A day at the spa. A weekend retreat to an exclusive resort. A home cleaning service to take on some of the regular chores for a while.
These are some of the more typical ways we might visualize the idea of “self care,” but they may be too limited— and for sales people, they might not be realistic.
As much as we might like to think of self-care as being pampered or spoiling ourselves, that’s not what it’s really about. Self-care is an ongoing practice of recognizing the state of your health and being proactive in addressing any problem areas.
One of the reasons we might associate self-care with luxury living is that it once seemed to be a perk reserved for only the most senior executives. After all, given the responsibilities they carry and the pressures put upon them, it’s only natural that CEOs would need to be particularly mindful of their mental and physical health.
Today, though, salespeople are responsible for executing on some of the most important planks in any CEO’s growth strategy. This doesn’t just include revenue, though that’s obviously important.
Sales reps are also the people who play a key role in establishing and nurturing customer relationships. The way they sell will be a moment in the journey that many customers remember, and sets the stage for further growth opportunities down the line. It’s not something any business can afford to mess up.
That means salespeople — who have always had a stressful job, with ambitious goals to reach — may be pushing themselves more than ever before.
There’s nothing wrong with being driven, but everyone has their breaking point. You can only spend so many hours on the job, or thinking about the job, before performance suffers.
In an ideal situation, a sales manager picks up on signals that indicate a rep needs to take care of themselves.
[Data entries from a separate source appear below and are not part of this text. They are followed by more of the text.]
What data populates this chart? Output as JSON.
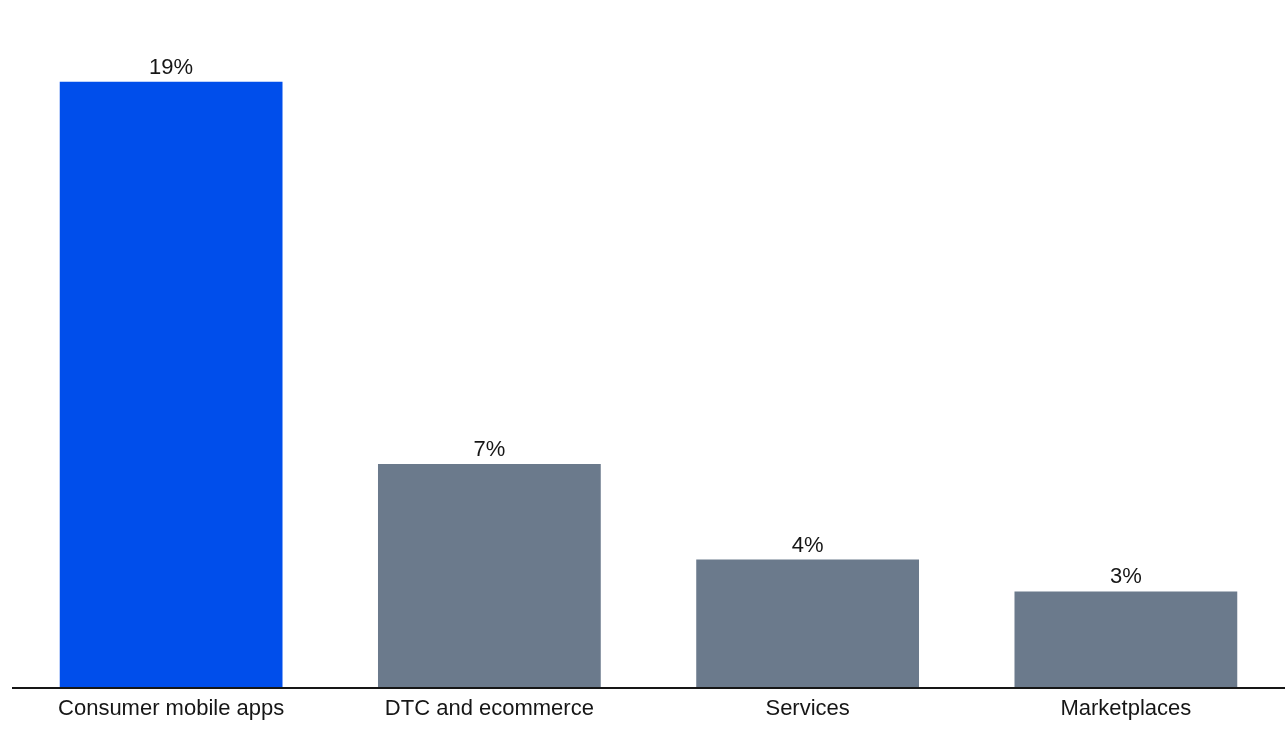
{
  "chart_data": {
    "type": "bar",
    "categories": [
      "Consumer mobile apps",
      "DTC and ecommerce",
      "Services",
      "Marketplaces"
    ],
    "values": [
      19,
      7,
      4,
      3
    ],
    "colors": [
      "#004eeb",
      "#6b7a8c",
      "#6b7a8c",
      "#6b7a8c"
    ],
    "value_labels": [
      "19%",
      "7%",
      "4%",
      "3%"
    ],
    "grid": false,
    "legend": false
  }
}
With more of us working from home, however, salespeople may need to take more responsibility for their self-care, too.
Self-care doesn’t have to be expensive or time-consuming. It’s about paying attention to yourself. You can approach it in any number of ways:
Those last deals you closed might seem like a lifetime ago, even if they happened earlier in the week. That’s because salespeople are often laser-focused on hitting a specific number for the entire month, quarter or the year.
And yet, failure to celebrate the milestones on the way may make it harder to feel a sense of progress or accomplishment. You get so tired looking at the next to-do item to check off the list that you forget about the ones you’ve done.
Throw yourself a little victory party, even if it’s just in your own head. Look back on the deals you’ve closed and seek a feeling of thankfulness for having the abilities to be successful in one of the toughest jobs in the world.
Don’t just make this a superficial exercise, but reflect on specific steps or good habits you’ve practiced that have made the difference. It will make you want to do more of the same.
Selling is competitive, but you can still have positive relationships with your coworkers. Support them with encouragement and advice whenever possible, or just show an interest in their lives outside of work. They’ll likely reciprocate, which can mean a lot when you need to feel a sense of community.
Your squad can also be people outside of your professional circles, whether it’s friendships that date back to high school or more recent acquaintances.
How you “huddle” is up to you. Maybe it’s as simple as sharing a funny meme that you’ve seen in your social media feed, or setting up an ongoing group text that extends the traditional water cooler conversation.
Although you’re engaging with customers in conversation, you’ll need to have other social interactions that aren’t oriented around closing a deal. Make this something you carve into your schedule at least a few times a week.
Make where you work someplace you want to be
A dirty desk is not uncommon when you have a lot on the go. There may get to be a point, though, where there is an excess of paper lying around, random items piling up in corners or one layer of dust too many.
If you're working from home, it becomes easier than ever to fall into this trap. Much like keeping ourselves clean and presentable for the sake of clients and coworkers, though, a well-kept space can do wonders for your mind and emotions.
Don’t just tidy up, but enhance the space. Perhaps it’s time to add a new photo of a family or friend, or a memento from your last vacation. Even a screen saver with some art could provide you inspiration and a sense of uplift.
Pausing your cold calls to check up on your email is not taking a break. Watching a webinar replay after finishing up a pitch is not taking a break. A break is doing something unrelated to your productivity that replenishes you.
Drinking coffee or tea are old standbys, but there are other options. A few minutes of meditation, where you just sit and listen to your breath, can be surprisingly restorative. So could writing in a journal, where you express your thoughts without editing them or judging yourself.
Walking is another of the best practices when it comes to taking a real break. Even though salespeople can often be on the go, we live much more sedentary lives than our ancestors. Going for a purpose-free stroll can let us see the world in a new way, exercising gently and often triggers great ideas we didn’t know we had.
Probably the most important way to practice self-care at work is to realize when you haven’t been doing it. Bookmark this post and come back to it periodically. If you haven’t recently done one of the ideas listed here, or something similar, it’s probably time you did.